The disease characteristics of multiple sclerosis (MS) appear to differ between Hispanic and Caucasian patients, with Hispanic patients having a younger age at onset, and a higher prevalence of optic nerve and spinal cord involvement. Fingolimod, the first-in-class oral sphingosine 1-phosphate receptor modulator approved for the treatment of relapsing MS, has been shown to significantly reduce annualized relapse rates (ARRs), lesion-based magnetic resonance imaging (MRI) activity, confirmed disability, and brain volume loss, compared with placebo or intramuscular interferon beta-1a (IFNβ-1a IM) in randomized, double-blind, controlled clinical studies. Here, the efficacy and safety profile of fingolimod in Hispanic patients was compared to that observed in the overall study populations. This was a post hoc analysis of relapses and safety data for Hispanic patients with relapsing-remitting MS (RRMS) randomized to receive daily fingolimod 0.5 mg, weekly IFNβ-1a IM (30 mg) or placebo, in the phase 3, controlled FREEDOMS, FREEDOMS II, and TRANSFORMS fingolimod studies.

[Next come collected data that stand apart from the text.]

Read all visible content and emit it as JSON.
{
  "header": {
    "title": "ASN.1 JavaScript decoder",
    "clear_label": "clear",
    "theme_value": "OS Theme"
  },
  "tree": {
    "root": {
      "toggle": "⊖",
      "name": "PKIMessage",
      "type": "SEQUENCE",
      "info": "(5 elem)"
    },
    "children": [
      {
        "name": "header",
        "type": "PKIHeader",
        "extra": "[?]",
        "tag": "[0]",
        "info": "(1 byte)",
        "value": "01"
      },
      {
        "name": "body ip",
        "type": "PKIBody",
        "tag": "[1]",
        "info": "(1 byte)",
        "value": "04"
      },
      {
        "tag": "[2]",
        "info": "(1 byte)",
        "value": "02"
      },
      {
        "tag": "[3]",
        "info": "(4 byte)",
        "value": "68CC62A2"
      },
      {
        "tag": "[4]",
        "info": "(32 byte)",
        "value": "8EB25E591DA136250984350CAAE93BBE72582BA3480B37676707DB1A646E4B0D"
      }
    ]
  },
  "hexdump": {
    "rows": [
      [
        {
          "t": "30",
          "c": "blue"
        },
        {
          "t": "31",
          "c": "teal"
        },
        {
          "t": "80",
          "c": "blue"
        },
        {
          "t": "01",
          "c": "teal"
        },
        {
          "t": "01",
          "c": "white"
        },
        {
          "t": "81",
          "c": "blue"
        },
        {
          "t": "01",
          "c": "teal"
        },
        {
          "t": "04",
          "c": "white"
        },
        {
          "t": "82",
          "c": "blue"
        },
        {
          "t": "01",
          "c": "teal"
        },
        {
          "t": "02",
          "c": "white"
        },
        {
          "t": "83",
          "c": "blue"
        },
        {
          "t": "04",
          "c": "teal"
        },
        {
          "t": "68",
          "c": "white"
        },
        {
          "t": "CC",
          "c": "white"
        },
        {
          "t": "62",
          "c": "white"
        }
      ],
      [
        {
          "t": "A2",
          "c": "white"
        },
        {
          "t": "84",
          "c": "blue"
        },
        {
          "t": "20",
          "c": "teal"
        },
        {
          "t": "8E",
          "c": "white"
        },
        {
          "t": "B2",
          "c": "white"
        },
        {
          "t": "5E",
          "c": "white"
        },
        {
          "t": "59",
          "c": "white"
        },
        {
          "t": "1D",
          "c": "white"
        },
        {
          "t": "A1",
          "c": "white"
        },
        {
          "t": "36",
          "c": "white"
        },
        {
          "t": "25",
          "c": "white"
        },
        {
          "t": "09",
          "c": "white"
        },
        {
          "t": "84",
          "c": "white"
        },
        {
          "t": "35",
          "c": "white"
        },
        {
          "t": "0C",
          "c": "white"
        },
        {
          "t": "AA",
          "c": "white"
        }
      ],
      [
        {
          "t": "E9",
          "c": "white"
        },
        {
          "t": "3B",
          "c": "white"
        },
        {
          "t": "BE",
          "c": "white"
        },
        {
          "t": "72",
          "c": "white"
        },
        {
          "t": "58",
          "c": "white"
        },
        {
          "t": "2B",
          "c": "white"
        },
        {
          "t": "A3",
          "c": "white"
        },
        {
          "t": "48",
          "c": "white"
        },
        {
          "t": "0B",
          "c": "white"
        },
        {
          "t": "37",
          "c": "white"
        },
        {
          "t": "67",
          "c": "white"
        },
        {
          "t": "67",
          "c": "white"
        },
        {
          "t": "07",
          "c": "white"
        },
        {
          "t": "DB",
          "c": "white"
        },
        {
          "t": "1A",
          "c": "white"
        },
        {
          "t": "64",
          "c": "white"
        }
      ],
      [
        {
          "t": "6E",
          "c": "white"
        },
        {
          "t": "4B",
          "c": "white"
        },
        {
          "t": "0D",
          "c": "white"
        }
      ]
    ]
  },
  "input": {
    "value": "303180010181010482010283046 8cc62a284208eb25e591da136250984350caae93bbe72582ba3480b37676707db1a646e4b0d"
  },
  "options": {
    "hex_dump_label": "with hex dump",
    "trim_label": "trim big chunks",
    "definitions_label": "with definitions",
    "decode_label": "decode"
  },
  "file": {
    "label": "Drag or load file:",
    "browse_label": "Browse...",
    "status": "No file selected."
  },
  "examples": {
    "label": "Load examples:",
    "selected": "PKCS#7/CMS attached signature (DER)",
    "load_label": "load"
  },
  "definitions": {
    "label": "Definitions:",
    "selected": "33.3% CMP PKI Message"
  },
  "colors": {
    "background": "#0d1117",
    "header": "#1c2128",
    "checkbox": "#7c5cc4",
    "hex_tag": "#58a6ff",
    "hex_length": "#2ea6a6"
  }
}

The ARR was estimated for each treatment group; only relapses that were confirmed by an independent examining neurologist were included in these analyses. Safety assessments included the incidence of adverse events and serious adverse events. Eligible Hispanic patients aged 18-55 years (n=181) had been treated as follows: fingolimod 0.5 mg (n=89), IFNβ-1a IM (n=65), and placebo (n=27). Hispanic patients treated with fingolimod for up to 2 years had lower ARRs (ARR: 0.22, 95% confidence interval [CI]: 0.14-0.35) than those receiving placebo (ARR: 0.46, 95% CI: 0.24-0.88) or IFNβ-1a IM (ARR: 0.34, 95% CI: 0.18-0.63), with relative reductions of 52% and 35%, respectively. A transient decrease in heart rate that started to attenuate 6 h after fingolimod administration was observed, consistent with the well-characterized pharmacologic effect following fingolimod treatment initiation. No cases of symptomatic bradycardia were reported in Hispanic patients. The incidence of first-degree atrioventricular block was low and similar across all treatment groups (3.1-4.5%). The safety profile of fingolimod in Hispanic patients was consistent with that reported in the overall population of each study. Overall, this study demonstrates that fingolimod is efficacious and well tolerated in Hispanic patients with RRMS.